Is RISC-V Ready for Massively Parallel Astrophysical Codes?

Abstract

We present a performance and portability evaluation of three well-established astrophysical production codes, namely iPIC3D, PLUTO, and OpenGadget3, on a Sophgo SG2044 RISC-V processor (part of the Monte Cimone cluster), with comparisons to AMD EPYC 9554 (x86) and NVIDIA GH200 Grace (ARM) systems. These applications represent memory-bound, compute-bound, and hybrid workloads, respectively. Numerical correctness is verified across all platforms, confirming portability.

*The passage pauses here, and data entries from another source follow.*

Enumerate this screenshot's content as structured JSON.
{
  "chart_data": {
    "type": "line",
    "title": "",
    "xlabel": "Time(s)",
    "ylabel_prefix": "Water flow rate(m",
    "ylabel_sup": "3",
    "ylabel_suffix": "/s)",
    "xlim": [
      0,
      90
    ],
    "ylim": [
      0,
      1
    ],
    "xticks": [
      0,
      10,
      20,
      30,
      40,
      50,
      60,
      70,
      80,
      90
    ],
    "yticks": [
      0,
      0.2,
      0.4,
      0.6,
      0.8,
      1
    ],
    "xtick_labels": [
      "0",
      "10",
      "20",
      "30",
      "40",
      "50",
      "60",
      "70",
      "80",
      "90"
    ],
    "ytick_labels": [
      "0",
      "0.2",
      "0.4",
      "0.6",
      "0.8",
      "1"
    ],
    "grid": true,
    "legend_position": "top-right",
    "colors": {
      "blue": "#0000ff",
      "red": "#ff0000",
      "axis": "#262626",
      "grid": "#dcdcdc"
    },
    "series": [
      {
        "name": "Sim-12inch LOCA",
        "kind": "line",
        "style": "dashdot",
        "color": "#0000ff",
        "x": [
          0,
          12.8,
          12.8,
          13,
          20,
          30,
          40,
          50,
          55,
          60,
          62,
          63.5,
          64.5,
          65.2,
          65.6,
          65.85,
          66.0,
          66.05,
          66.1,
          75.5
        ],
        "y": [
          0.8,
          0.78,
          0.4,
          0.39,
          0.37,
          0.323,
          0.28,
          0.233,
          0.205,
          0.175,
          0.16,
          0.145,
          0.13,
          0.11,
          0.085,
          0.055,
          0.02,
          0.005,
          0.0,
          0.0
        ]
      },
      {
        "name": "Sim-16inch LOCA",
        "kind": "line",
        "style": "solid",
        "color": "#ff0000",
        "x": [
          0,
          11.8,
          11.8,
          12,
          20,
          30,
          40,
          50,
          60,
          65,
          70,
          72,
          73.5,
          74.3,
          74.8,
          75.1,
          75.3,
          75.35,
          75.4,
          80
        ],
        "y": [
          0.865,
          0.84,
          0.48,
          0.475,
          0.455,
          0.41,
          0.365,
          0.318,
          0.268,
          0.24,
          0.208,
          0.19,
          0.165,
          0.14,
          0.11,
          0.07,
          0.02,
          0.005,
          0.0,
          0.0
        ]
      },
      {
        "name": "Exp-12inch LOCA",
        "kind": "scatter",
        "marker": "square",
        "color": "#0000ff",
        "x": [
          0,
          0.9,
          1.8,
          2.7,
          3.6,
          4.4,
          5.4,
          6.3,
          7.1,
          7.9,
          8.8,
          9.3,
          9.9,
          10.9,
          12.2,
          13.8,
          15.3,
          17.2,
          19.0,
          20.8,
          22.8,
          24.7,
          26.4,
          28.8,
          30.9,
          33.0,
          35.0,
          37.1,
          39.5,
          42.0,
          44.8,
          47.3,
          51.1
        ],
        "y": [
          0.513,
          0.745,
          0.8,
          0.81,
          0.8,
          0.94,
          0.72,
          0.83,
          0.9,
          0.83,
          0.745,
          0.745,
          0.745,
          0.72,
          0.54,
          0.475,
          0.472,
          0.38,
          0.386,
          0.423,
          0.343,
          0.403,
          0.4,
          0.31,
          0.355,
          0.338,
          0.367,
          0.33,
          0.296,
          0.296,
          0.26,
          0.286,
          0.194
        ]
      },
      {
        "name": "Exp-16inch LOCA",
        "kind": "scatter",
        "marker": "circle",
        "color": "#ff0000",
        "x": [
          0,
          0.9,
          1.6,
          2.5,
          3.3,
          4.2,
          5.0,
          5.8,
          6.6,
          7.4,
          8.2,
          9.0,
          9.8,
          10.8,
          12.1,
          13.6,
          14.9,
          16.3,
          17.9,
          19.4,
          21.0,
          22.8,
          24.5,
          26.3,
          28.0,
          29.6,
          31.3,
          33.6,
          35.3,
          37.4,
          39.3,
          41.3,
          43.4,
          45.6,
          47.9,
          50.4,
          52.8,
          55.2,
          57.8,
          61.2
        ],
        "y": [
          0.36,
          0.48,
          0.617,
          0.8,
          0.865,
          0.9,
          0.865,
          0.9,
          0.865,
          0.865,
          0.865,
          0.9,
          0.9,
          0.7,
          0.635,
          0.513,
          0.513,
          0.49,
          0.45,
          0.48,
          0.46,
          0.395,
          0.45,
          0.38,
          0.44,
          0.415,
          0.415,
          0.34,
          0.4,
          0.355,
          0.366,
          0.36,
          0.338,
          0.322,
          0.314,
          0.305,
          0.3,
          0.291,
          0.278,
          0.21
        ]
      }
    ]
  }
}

RISC-V shows consistently lower performance, with slowdowns of about 3-6× relative to x86 and 5-9× relative to ARM. The gap is mainly due to limited memory bandwidth, shared cache constraints, narrower 128-bit vector units, and lower clock frequency, but also less-mature auto-vectorization capability of the GNU compiler suite. Memory-bound kernels are the most affected, where early bandwidth saturation and L2 cache contention reduce scalability at higher thread counts. Hybrid MPI+OpenMP configurations reveal a trade-off between memory contention and communication overhead, with intermediate configurations achieving the best performance. These results suggest that RISC-V is capable of supporting scientific workloads; however, additional improvements in both hardware and compiler technology, particularly in auto-vectorization, are required to achieve competitive performance.